Since AMR won’t comment, it’s impossible to know whether the second sentence is true. But Moyer’s letter failed to mention that the DHS only a month earlier had placed Mull on five years’ probation and ordered him to abstain from alcohol and drugs, enroll in a 12-step program and submit to monthly random drug tests.
Mull’s case isn’t the only troubling one on AMR’s “Reach and Treat” team. AMR paramedic Joshua Keyes of Portland, licensed in Oregon since 2001, also admitted to “providing false information on an application; unprofessional conduct; and habitual and excessive use of intoxicants.” Keyes admitted using marijuana over the past five years and cocaine over the past six months.

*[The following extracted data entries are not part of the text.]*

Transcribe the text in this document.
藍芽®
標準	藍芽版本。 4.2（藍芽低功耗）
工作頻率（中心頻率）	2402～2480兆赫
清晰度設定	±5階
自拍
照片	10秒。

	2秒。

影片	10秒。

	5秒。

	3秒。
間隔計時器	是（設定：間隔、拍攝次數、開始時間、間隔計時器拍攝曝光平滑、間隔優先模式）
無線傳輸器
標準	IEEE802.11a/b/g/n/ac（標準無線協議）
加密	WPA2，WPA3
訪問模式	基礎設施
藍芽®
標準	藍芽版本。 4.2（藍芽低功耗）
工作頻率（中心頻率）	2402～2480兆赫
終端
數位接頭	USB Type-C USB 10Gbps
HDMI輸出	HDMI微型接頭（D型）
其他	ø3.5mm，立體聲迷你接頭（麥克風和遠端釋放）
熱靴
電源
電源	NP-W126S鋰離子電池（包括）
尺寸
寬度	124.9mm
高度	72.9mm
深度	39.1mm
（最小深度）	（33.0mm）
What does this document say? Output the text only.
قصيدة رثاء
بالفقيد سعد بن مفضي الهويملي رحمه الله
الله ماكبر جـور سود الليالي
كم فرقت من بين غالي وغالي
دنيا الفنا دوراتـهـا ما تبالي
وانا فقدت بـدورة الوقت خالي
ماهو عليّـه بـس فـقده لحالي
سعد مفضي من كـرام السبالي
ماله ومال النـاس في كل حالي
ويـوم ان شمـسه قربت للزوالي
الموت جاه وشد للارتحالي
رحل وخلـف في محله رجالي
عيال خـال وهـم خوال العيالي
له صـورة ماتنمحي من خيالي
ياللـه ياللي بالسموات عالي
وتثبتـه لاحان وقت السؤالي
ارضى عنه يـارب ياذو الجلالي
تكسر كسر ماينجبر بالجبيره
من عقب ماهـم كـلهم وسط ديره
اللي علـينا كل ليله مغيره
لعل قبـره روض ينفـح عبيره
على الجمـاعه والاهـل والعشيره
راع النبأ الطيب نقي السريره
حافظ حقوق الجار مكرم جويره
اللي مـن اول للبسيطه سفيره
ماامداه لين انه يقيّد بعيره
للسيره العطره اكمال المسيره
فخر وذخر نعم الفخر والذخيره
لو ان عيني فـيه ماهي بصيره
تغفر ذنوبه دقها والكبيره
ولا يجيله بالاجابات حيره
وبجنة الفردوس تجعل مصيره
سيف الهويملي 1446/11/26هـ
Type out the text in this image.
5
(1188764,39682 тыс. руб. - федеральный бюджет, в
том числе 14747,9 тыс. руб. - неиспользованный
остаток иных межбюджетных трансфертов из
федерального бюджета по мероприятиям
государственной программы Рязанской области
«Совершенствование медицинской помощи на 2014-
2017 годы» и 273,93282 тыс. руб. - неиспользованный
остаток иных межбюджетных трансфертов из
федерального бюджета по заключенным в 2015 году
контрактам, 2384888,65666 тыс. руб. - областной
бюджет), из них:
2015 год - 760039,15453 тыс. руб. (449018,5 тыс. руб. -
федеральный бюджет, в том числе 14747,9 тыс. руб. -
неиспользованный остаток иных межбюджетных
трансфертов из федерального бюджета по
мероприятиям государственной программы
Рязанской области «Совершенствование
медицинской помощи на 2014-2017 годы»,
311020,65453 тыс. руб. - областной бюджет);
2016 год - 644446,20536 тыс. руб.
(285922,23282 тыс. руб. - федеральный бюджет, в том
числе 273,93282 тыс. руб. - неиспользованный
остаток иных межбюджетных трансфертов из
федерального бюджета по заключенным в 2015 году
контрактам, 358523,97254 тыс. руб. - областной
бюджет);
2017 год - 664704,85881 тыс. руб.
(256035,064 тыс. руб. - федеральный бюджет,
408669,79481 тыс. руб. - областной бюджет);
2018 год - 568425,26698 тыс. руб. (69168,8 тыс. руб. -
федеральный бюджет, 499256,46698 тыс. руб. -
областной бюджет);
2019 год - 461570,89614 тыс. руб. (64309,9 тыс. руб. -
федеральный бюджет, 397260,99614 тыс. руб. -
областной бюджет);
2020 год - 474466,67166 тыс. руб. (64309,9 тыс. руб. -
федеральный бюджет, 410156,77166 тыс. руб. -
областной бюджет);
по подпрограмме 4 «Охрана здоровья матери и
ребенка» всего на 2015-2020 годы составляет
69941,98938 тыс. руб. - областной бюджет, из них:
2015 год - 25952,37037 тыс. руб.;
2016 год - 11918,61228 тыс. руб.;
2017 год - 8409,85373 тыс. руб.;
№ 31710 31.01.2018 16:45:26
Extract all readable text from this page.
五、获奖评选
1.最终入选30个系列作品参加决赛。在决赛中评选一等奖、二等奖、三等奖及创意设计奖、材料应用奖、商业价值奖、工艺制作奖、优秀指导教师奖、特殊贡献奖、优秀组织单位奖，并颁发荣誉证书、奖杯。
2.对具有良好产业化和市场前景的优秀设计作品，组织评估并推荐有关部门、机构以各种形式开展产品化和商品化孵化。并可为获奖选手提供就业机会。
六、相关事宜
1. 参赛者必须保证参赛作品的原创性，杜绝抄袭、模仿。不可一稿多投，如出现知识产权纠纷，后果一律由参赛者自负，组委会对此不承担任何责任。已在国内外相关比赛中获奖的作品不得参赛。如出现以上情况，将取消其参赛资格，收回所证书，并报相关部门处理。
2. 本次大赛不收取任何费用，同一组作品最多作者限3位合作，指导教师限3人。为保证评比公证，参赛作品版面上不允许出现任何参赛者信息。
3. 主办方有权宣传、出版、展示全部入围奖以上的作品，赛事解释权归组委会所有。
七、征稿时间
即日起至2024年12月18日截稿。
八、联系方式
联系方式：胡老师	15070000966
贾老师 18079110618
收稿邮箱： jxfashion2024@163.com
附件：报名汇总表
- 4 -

In October, DHS put Keyes on probation for two years.
Robert Leopold, DHS’s director of EMS and trauma systems, says such problems are rare, with only 18 of 8,569 state-certified EMTs and paramedics now on probation.
Leopold says both AMR paramedics were put on probation rather than decertified because their substance abuse occurred during off-duty hours. And the agency believes close monitoring works better than revocation because paramedics who lose their certification are free to apply again within two years.
Still, Leopold says AMR and its employees should understand the agency is unhappy.
“If someone calls 9-1-1, we want the person who responds to be competent and trustworthy,” he adds.
AMR holds exclusive contracts to provide ambulance services to Multnomah and Clackamas counties. Another AMR driver, Lannie Haszard, was charged last fall with sexually assaulting a female patient on the way to Portland hospitals. He faces trial for first-degree sex abuse later this month. Three civil lawsuits against Haszard are also pending.